Califf called out the academic community for not doing more on the misinformation front and said some of their criticism of FDA and other public health agencies is having unintended consequences.
“As a public agency, we need to be critiqued, but I think often the people that are doing the critiquing assume that the agency’s going to be there in the future in the way that they expect it to be there,” Califf said. “So, they’re critiquing it to make it better. But to a lot of unsuspecting people that hear it, it just completely erodes their belief in the institution.”
In an FDA-funded study last year, researchers found that the use of electronic cigarettes costs the United States $15 billion annually in healthcare expenditures—more than $2,000 per person a year. The study, published on May 23 in Tobacco Control, was the first to look at the healthcare costs of e-cigarette use among adults aged 18 and older, according to researchers at the University of California San Francisco School of Nursing.
The study was found to be rife with misinformation after it claimed that healthcare expenditures for a person who uses e-cigarettes are $2,024 more per year than for a person who doesn’t use any tobacco products. Chuck Dinerstein, director of medicine at the American Council on Science and Health (ACSH), who has over 25 years of experience as a vascular surgeon, said that in order to get their data, researchers developed a model using the National Health Interview Survey (NHIS), a household survey of the general population in the U.S. that includes detailed questions on health and use of tobacco products.
“The researchers point to a study using NHIS data that per smoker—meaning combustible—attributable healthcare expenditures are $5,602,” explained Dinerstein. “The finding of this study, for both those exclusively using e-cigarettes and the dual users, is roughly a third as much. E-cigarettes reduce healthcare utilization and costs.”
Scott Gottlieb, who served as FDA Commissioner from 2017 to 2019, said rapid response to online misinformation is critical and floated the idea of giving industry more leeway to counter false or misleading information about products. It is currently illegal for any vaping product manufacturer to make health claims concerning e-cigarettes, including saying they are safer than combustible cigarettes.
While commissioner, Gottlieb championed e-cigarettes as a way to help adults stop smoking.
“We’ve seen FDA weigh in, admirably, around some dangerous disinformation on specific products,” he said. “But that can’t be the business of the FDA.”
Margaret Hamburg, who served as FDA Commissioner from 2009-2015, said that while some of the larger issues around misinformation are difficult to solve, FDA can take concrete steps to restore public confidence in its role.

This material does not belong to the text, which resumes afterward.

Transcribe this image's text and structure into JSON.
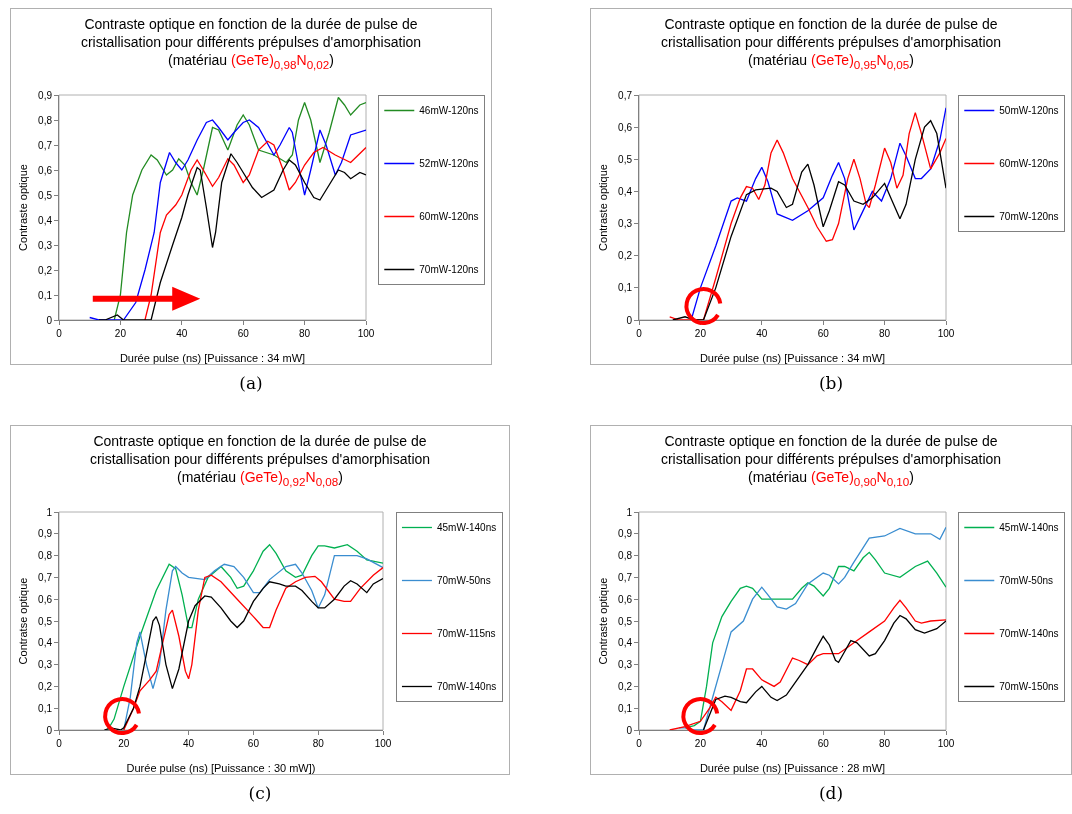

That boils down to showing why FDA matters, how the agency does its work and opening up some of the processes that have historically not been transparent, she said.
“Despite so much that is going on that is hard for FDA to control, the work of the agency and its trustworthiness can be demonstrated,” Hamburg said.
That transparency is especially important in areas where there is the most controversy, McClellan said.